Daily Mail

More tantrums, please! And call it Heathrow: Flying Off The Handle

- CHRISTOPHE­R STEVENS

FEUD OF THE NIGHT: As Bananarama reunited on Tonight At The London Palladium (ITV), their ex-producer Pete Waterman told me he’d be there — even though they famously banned him from the studio. ‘I’ll be wearing my tin hat,’ he said.

Heathrow: Britain’s Busiest Airport Confession­s Of A Junior Doctor

Some people will try anything on. A female passenger was loudly demanding to be allowed on board her flight, in Heathrow: Britain’s Busiest Airport (ITV), with 80lb of ‘hand luggage’.

Her personal items were heaped so high that she needed a baggage trolley to shift them. This wasn’t luggage, it was a mobile hoard, which included her reading matter for the plane — a bundle of documents that could fill a library shelf — and a shoulder-bag big enough to swallow a Spacehoppe­r.

But for sheer bloody-minded awkwardnes­s she couldn’t match the Indian gentleman who had missed his connecting flight to Dublin, owing to the fact that the plane he was supposed to catch had just left . . . from Gatwick.

Claiming to be incapable of understand­ing what the problem was, he hectored, blathered, bullied and wheedled in an effort to obtain a free ticket.

Paying for it himself was out of the question, he insisted: how could he, when he’d come from a land of poverty to ‘the richest country in the world’?

Work is currently under way to build a third runway at Heathrow, but perhaps what it really needs is a gigantic catapult, to fire people like this chancer straight back where they came from, with an almighty twang.

Dealing with him was the unenviable job of the airport’s Passenger experience manager, Sue, who has spent 23 years sorting out strops and meltdowns. To get rid of him, she ended up reaching into her pocket and loaning him a tenner, to help him buy a ticket. That’s money she won’t see again.

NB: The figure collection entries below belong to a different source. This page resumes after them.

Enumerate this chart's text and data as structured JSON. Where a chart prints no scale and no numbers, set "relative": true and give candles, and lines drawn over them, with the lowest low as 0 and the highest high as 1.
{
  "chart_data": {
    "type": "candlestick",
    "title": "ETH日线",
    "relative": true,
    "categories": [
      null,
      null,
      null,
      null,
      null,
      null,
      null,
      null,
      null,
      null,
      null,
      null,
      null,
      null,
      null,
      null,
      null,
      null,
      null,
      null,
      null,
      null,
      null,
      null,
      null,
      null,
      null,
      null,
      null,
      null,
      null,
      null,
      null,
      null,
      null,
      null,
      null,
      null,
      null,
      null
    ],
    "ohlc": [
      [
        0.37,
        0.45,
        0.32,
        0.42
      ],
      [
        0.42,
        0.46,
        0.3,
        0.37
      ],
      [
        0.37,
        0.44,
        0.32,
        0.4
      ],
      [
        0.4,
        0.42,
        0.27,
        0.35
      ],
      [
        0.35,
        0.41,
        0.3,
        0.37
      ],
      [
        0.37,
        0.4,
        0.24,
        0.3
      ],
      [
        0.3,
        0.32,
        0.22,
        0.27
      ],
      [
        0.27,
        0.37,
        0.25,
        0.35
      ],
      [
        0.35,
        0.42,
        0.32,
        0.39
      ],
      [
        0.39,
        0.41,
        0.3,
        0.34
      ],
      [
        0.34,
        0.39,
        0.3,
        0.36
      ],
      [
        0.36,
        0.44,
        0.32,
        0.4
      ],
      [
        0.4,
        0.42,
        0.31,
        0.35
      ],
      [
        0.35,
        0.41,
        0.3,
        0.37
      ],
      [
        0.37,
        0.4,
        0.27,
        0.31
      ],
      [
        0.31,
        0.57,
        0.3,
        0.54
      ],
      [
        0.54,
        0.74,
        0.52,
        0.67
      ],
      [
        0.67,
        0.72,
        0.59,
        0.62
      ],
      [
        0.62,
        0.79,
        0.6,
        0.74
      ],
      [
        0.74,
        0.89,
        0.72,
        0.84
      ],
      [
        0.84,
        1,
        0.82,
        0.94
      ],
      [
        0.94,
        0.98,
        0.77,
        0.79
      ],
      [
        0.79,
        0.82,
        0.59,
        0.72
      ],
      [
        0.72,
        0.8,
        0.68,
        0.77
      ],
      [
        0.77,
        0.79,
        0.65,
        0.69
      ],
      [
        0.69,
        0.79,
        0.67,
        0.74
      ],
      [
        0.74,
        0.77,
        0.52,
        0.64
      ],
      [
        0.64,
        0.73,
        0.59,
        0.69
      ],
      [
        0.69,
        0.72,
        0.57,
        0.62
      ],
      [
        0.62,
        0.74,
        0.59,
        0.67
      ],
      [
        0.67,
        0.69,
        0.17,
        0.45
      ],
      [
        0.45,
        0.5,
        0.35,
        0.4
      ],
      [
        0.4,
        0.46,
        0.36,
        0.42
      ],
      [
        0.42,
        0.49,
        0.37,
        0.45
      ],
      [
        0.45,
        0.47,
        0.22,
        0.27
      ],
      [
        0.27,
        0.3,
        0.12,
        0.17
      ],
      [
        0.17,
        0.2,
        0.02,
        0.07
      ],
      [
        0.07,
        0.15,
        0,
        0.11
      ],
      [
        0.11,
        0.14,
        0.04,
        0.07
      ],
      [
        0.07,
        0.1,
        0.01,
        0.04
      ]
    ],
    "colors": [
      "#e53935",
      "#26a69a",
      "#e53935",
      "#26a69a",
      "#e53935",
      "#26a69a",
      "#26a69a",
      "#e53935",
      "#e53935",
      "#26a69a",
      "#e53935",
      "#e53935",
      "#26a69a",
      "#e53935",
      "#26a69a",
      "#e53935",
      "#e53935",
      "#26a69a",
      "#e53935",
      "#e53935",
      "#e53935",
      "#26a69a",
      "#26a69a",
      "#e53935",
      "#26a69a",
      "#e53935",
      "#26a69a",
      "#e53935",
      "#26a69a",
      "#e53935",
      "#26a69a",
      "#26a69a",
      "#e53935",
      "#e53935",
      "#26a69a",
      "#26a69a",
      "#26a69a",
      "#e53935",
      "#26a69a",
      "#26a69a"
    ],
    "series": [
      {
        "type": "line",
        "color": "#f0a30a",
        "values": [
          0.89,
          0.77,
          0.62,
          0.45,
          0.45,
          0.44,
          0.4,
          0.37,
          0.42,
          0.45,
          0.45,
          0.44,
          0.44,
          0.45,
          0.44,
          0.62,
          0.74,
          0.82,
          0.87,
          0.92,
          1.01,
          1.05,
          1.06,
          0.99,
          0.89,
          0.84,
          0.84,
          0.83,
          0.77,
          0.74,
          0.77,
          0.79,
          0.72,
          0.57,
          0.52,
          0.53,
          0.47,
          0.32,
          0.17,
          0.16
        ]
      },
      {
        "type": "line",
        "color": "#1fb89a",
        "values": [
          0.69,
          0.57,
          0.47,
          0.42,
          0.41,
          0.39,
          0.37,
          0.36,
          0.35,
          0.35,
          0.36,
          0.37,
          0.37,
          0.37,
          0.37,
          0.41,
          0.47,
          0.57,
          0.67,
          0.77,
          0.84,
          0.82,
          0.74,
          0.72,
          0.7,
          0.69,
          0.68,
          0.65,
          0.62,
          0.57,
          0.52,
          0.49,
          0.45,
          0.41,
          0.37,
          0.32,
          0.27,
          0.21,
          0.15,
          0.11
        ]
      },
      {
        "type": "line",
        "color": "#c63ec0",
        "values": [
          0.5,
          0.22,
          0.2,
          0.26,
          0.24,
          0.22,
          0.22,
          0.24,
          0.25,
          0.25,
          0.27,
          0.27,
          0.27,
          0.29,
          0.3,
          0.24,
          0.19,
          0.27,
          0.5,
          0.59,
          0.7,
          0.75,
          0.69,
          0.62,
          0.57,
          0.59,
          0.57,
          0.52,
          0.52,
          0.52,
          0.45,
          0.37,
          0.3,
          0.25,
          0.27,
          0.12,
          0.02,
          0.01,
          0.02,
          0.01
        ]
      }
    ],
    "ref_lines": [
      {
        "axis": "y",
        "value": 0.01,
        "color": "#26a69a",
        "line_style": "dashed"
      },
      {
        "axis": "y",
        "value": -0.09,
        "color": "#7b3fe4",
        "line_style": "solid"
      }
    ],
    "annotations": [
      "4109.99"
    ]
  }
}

The last problem passenger on her shift was a young woman in hysterics because her flight was delayed. The girl had just spent a ghastly gap year in Nepal, and this delay had sent her blood pressure higher than the Himalayas. They say travel broadens the mind, but more often it just narrows the arteries.

Sadly, these vignettes made up only a small part of the show. It seems there’s a documentar­y set at an airport, or on a cruise ship, or on a stretch of motorway, every night . . . and most of them are padded with interchang­eable scenes featuring maintenanc­e men.

Segments about the plumbing are apparently mandatory, though there can’t be anyone who enjoys that. This series would be far more entertaini­ng if it just followed unflappabl­e Sue as she pacified the passengers. It could be called Heathrow: Flying off The Handle.

Some of the young medics on Confession­s Of A Junior Doctor (C4) weren’t even born when Sue started her job. Almost all the more senior levels are made up of men: the programme revealed that just 11 per cent of consultant surgeons are women.

one exception to the rule explained why: 32- year- old trainee Kayla, who had left her toddler son with his grandparen­ts in China so she could study in Britain, said that her male colleagues were all egomaniacs. To stand any chance of getting noticed, she believed she had no choice but to dress, talk and act like a man.

But all the natural emotions of a mother were torturing her. She felt crushed by guilt that her little boy was not with her, and her videochats with him only made the longing worse.

The male staff semed to suffer none of same emotions. one said blithely that he coped by being ‘a terrible parent’, as though this was something Kayla might like to try.

That’s dreadful advice. I’d ask for a second opinion — and not from a surgeon. They clearly make rotten family therapists.